An extremely rare gold watch presented by the people of Lisburn to an American whaling captain has gone on display at the Irish Linen Centre & Lisburn Museum.
A recent addition to the museum’s internationally-acclaimed collection, the watch was purchased from an American auction house.
“The watch was presented to Captain Moses Nickerson (1812-71), a native of Massachusetts, USA. He captained the Mary Edson, a ship chartered by the Lisburn-born A. T. Stewart (1803-76), one of America’s richest men,” explained Research Officer Dr Ciaran Toal.
“Stewart sent the ship, laden with supplies, to aid the people of Belfast and Lisburn in the 1860s. The American civil war had blocked shipments of cotton to Ireland, leaving the Irish weavers who depended on it for their living destitute.”

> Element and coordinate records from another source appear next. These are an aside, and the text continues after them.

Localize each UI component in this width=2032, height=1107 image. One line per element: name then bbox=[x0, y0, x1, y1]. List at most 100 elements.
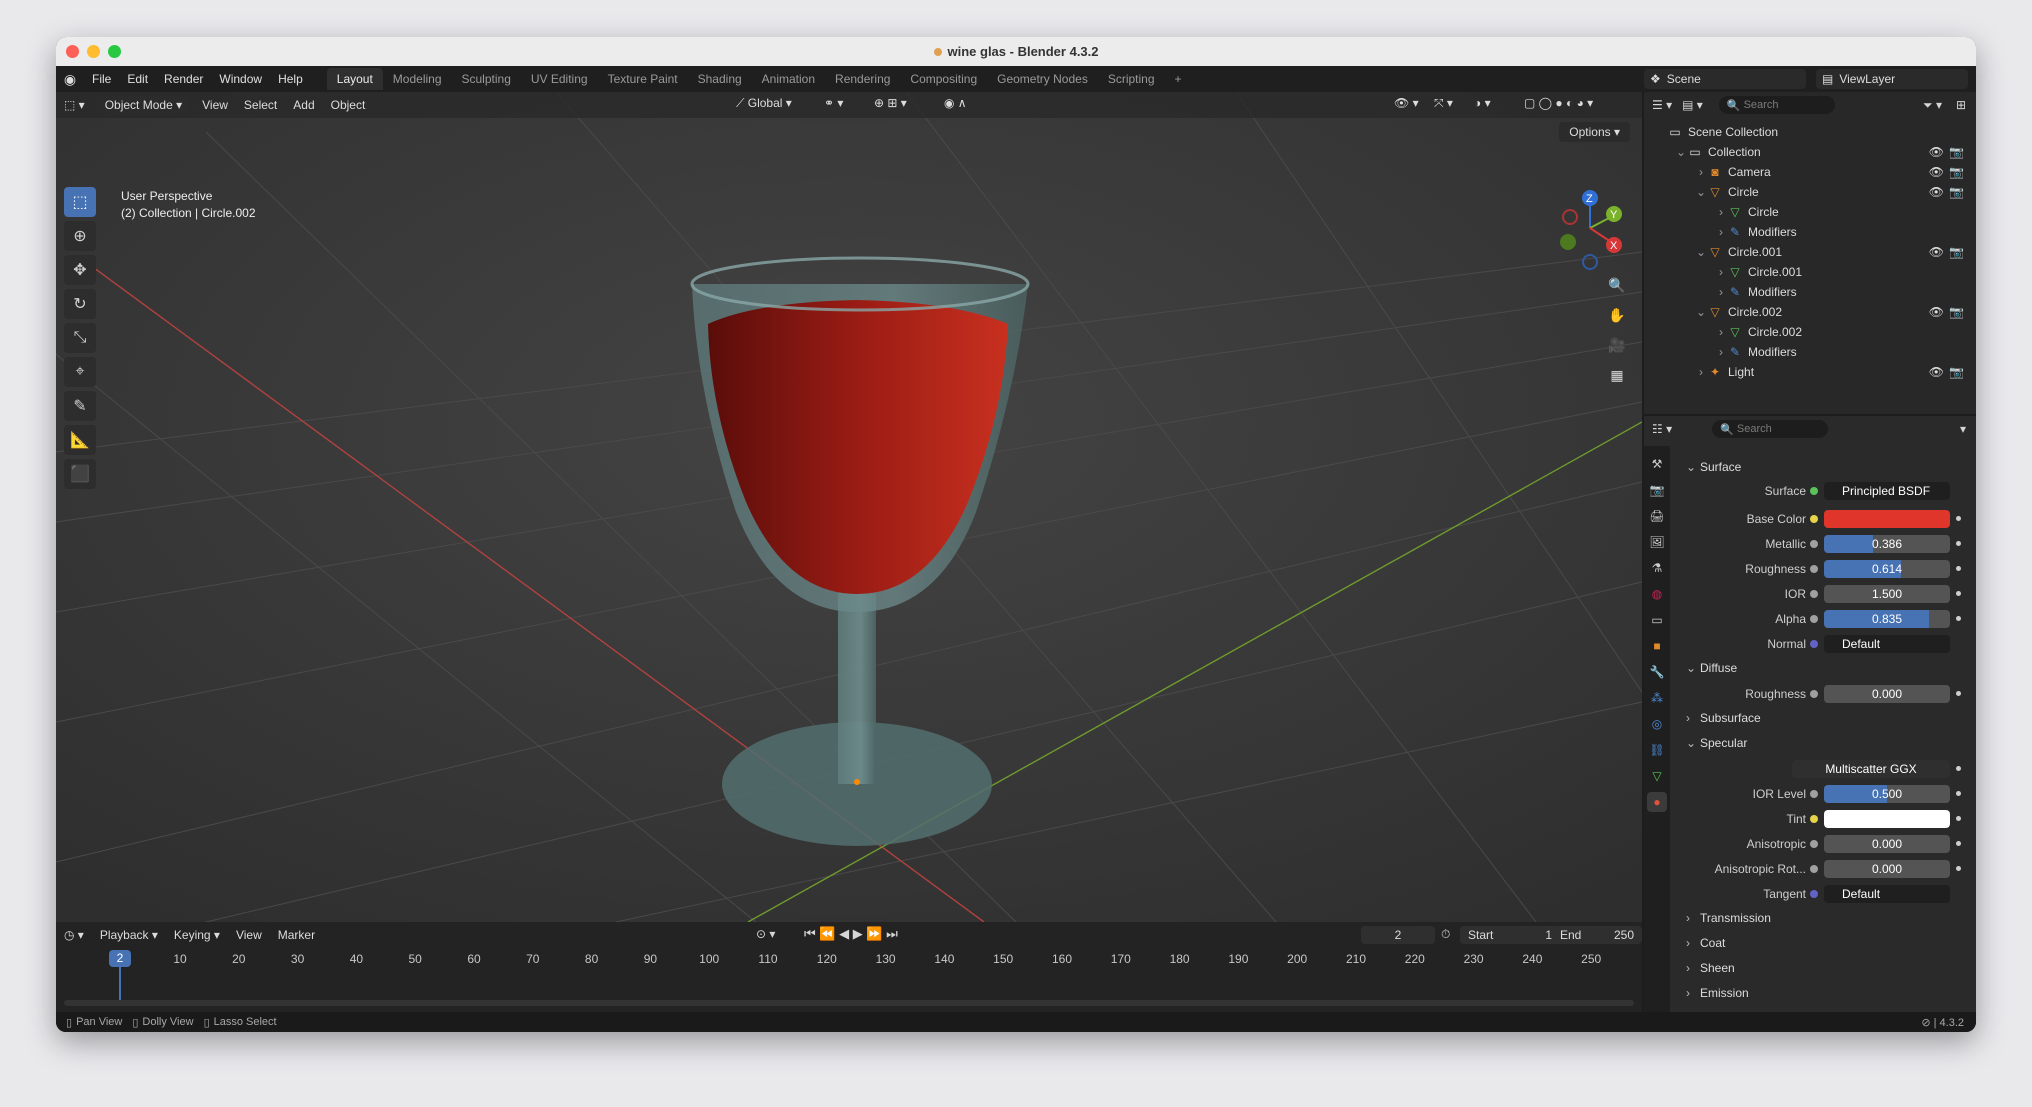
render-visibility-icon[interactable]: 📷 bbox=[1949, 165, 1964, 179]
playback-controls[interactable]: ⏮ ⏪ ◀ ▶ ⏩ ⏭ bbox=[804, 926, 898, 942]
emission-section-header[interactable]: › Emission bbox=[1686, 982, 1749, 1004]
tab-sculpting[interactable]: Sculpting bbox=[452, 68, 521, 90]
timeline-scrollbar[interactable] bbox=[64, 1000, 1634, 1006]
blender-logo-icon[interactable]: ◉ bbox=[56, 71, 84, 88]
view-layer-selector[interactable]: ▤ ViewLayer bbox=[1816, 69, 1968, 89]
coat-section-header[interactable]: › Coat bbox=[1686, 932, 1725, 954]
menu-select[interactable]: Select bbox=[236, 98, 285, 112]
tab-scripting[interactable]: Scripting bbox=[1098, 68, 1165, 90]
surface-section-header[interactable]: ⌄ Surface bbox=[1686, 456, 1741, 478]
chevron-right-icon[interactable]: › bbox=[1694, 165, 1708, 179]
tangent-field[interactable]: Default bbox=[1824, 885, 1950, 903]
keyframe-dot-icon[interactable] bbox=[1956, 591, 1961, 596]
end-frame-field[interactable]: End 250 bbox=[1552, 926, 1642, 944]
menu-view[interactable]: View bbox=[194, 98, 236, 112]
cursor-tool-icon[interactable]: ⊕ bbox=[64, 221, 96, 251]
snap-icon[interactable]: ⊕ ⊞ ▾ bbox=[866, 96, 915, 110]
ior-field[interactable]: 1.500 bbox=[1824, 585, 1950, 603]
output-tab-icon[interactable]: 🖨 bbox=[1647, 506, 1667, 526]
distribution-dropdown[interactable]: Multiscatter GGX bbox=[1792, 760, 1950, 778]
menu-marker[interactable]: Marker bbox=[270, 928, 323, 942]
add-workspace-button[interactable]: + bbox=[1165, 68, 1192, 90]
outliner-row[interactable]: ⌄ ▽ Circle 👁 📷 bbox=[1644, 182, 1976, 202]
render-visibility-icon[interactable]: 📷 bbox=[1949, 245, 1964, 259]
chevron-down-icon[interactable]: ⌄ bbox=[1694, 185, 1708, 199]
chevron-down-icon[interactable]: ⌄ bbox=[1694, 305, 1708, 319]
outliner-row[interactable]: › ▽ Circle.002 bbox=[1644, 322, 1976, 342]
properties-search-input[interactable]: 🔍 Search bbox=[1712, 420, 1829, 438]
specular-section-header[interactable]: ⌄ Specular bbox=[1686, 732, 1747, 754]
keyframe-dot-icon[interactable] bbox=[1956, 541, 1961, 546]
menu-keying[interactable]: Keying ▾ bbox=[166, 928, 228, 942]
tint-swatch[interactable] bbox=[1824, 810, 1950, 828]
keyframe-dot-icon[interactable] bbox=[1956, 516, 1961, 521]
physics-tab-icon[interactable]: ◎ bbox=[1647, 714, 1667, 734]
outliner-row[interactable]: › ✎ Modifiers bbox=[1644, 222, 1976, 242]
menu-edit[interactable]: Edit bbox=[119, 72, 156, 86]
preview-range-icon[interactable]: ⏱ bbox=[1441, 927, 1450, 942]
add-cube-tool-icon[interactable]: ⬛ bbox=[64, 459, 96, 489]
keyframe-dot-icon[interactable] bbox=[1956, 691, 1961, 696]
tab-texture-paint[interactable]: Texture Paint bbox=[598, 68, 688, 90]
chevron-right-icon[interactable]: › bbox=[1714, 225, 1728, 239]
keyframe-dot-icon[interactable] bbox=[1956, 841, 1961, 846]
current-frame-field[interactable]: 2 bbox=[1361, 926, 1435, 944]
3d-viewport[interactable]: Z Y X ⬚ ▾ Object Mode ▾ View Select Add … bbox=[56, 92, 1642, 922]
data-tab-icon[interactable]: ▽ bbox=[1647, 766, 1667, 786]
maximize-window-button[interactable] bbox=[108, 45, 121, 58]
perspective-toggle-icon[interactable]: ▦ bbox=[1604, 362, 1630, 388]
transmission-section-header[interactable]: › Transmission bbox=[1686, 907, 1771, 929]
transform-tool-icon[interactable]: ⌖ bbox=[64, 357, 96, 387]
timeline-ruler[interactable]: 10 20 30 40 50 60 70 80 90 100 110 120 130 140 150 160 1… bbox=[56, 950, 1642, 970]
keyframe-dot-icon[interactable] bbox=[1956, 791, 1961, 796]
chevron-down-icon[interactable]: ⌄ bbox=[1694, 245, 1708, 259]
chevron-right-icon[interactable]: › bbox=[1714, 205, 1728, 219]
menu-render[interactable]: Render bbox=[156, 72, 211, 86]
tab-modeling[interactable]: Modeling bbox=[383, 68, 452, 90]
tab-shading[interactable]: Shading bbox=[688, 68, 752, 90]
move-tool-icon[interactable]: ✥ bbox=[64, 255, 96, 285]
tab-rendering[interactable]: Rendering bbox=[825, 68, 900, 90]
gizmo-toggle-icon[interactable]: ⤧ ▾ bbox=[1426, 96, 1461, 111]
visibility-eye-icon[interactable]: 👁 bbox=[1929, 145, 1944, 159]
playhead[interactable]: 2 bbox=[109, 950, 131, 967]
outliner-row[interactable]: › ✎ Modifiers bbox=[1644, 282, 1976, 302]
menu-file[interactable]: File bbox=[84, 72, 119, 86]
outliner-row[interactable]: ⌄ ▽ Circle.001 👁 📷 bbox=[1644, 242, 1976, 262]
visibility-eye-icon[interactable]: 👁 bbox=[1929, 185, 1944, 199]
anisotropic-field[interactable]: 0.000 bbox=[1824, 835, 1950, 853]
chevron-right-icon[interactable]: › bbox=[1694, 365, 1708, 379]
render-visibility-icon[interactable]: 📷 bbox=[1949, 145, 1964, 159]
keyframe-dot-icon[interactable] bbox=[1956, 766, 1961, 771]
scene-selector[interactable]: ❖ Scene bbox=[1644, 69, 1806, 89]
visibility-eye-icon[interactable]: 👁 bbox=[1929, 165, 1944, 179]
timeline-editor[interactable]: ◷ ▾ Playback ▾ Keying ▾ View Marker ⊙ ▾ … bbox=[56, 922, 1642, 1012]
object-mode-dropdown[interactable]: Object Mode ▾ bbox=[96, 95, 191, 115]
zoom-icon[interactable]: 🔍 bbox=[1604, 272, 1630, 298]
visibility-eye-icon[interactable]: 👁 bbox=[1929, 305, 1944, 319]
diffuse-roughness-field[interactable]: 0.000 bbox=[1824, 685, 1950, 703]
visibility-eye-icon[interactable]: 👁 bbox=[1929, 365, 1944, 379]
pan-hand-icon[interactable]: ✋ bbox=[1604, 302, 1630, 328]
options-dropdown[interactable]: Options ▾ bbox=[1559, 122, 1630, 142]
annotate-tool-icon[interactable]: ✎ bbox=[64, 391, 96, 421]
outliner-row[interactable]: ▭ Scene Collection bbox=[1644, 122, 1976, 142]
keyframe-dot-icon[interactable] bbox=[1956, 866, 1961, 871]
menu-help[interactable]: Help bbox=[270, 72, 311, 86]
minimize-window-button[interactable] bbox=[87, 45, 100, 58]
menu-timeline-view[interactable]: View bbox=[228, 928, 270, 942]
editor-type-icon[interactable]: ⬚ ▾ bbox=[56, 98, 93, 112]
chevron-right-icon[interactable]: › bbox=[1714, 265, 1728, 279]
tab-layout[interactable]: Layout bbox=[326, 68, 383, 90]
render-visibility-icon[interactable]: 📷 bbox=[1949, 185, 1964, 199]
modifier-tab-icon[interactable]: 🔧 bbox=[1647, 662, 1667, 682]
subsurface-section-header[interactable]: › Subsurface bbox=[1686, 707, 1761, 729]
transform-orientation-dropdown[interactable]: ⟋ Global ▾ bbox=[728, 96, 800, 111]
render-visibility-icon[interactable]: 📷 bbox=[1949, 305, 1964, 319]
keyframe-dot-icon[interactable] bbox=[1956, 816, 1961, 821]
proportional-edit-icon[interactable]: ◉ ∧ bbox=[936, 96, 975, 110]
keyframe-dot-icon[interactable] bbox=[1956, 566, 1961, 571]
diffuse-section-header[interactable]: ⌄ Diffuse bbox=[1686, 657, 1737, 679]
properties-options-icon[interactable]: ▾ bbox=[1960, 422, 1966, 436]
surface-shader-field[interactable]: Principled BSDF bbox=[1824, 482, 1950, 500]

Dr Toal added: “The Cotton Famine was devastating for Lisburn; without cotton little weaving was done and entire families were left without money for food or clothing or the means to pay their rent. People were at first reduced to living on boiled cabbage or one plate of porridge a day, but soon starved. A poor harvest in 1863 made the disaster worse, as competition for work drove many farm labourers into an equally distressed state. The whole episode killed off the cotton industry in Ireland.”
Stewart was born in Lissue, Lisburn, and after emigrating he set up a department store in New York, becoming one of the United States’ wealthiest men.
The watch is displayed alongside a history of the Cotton Famine, as well as a number of recent acquisitions to the museum’s collections.
The exhibition is open Monday to Saturday, 9.30am - 5pm and entry is free.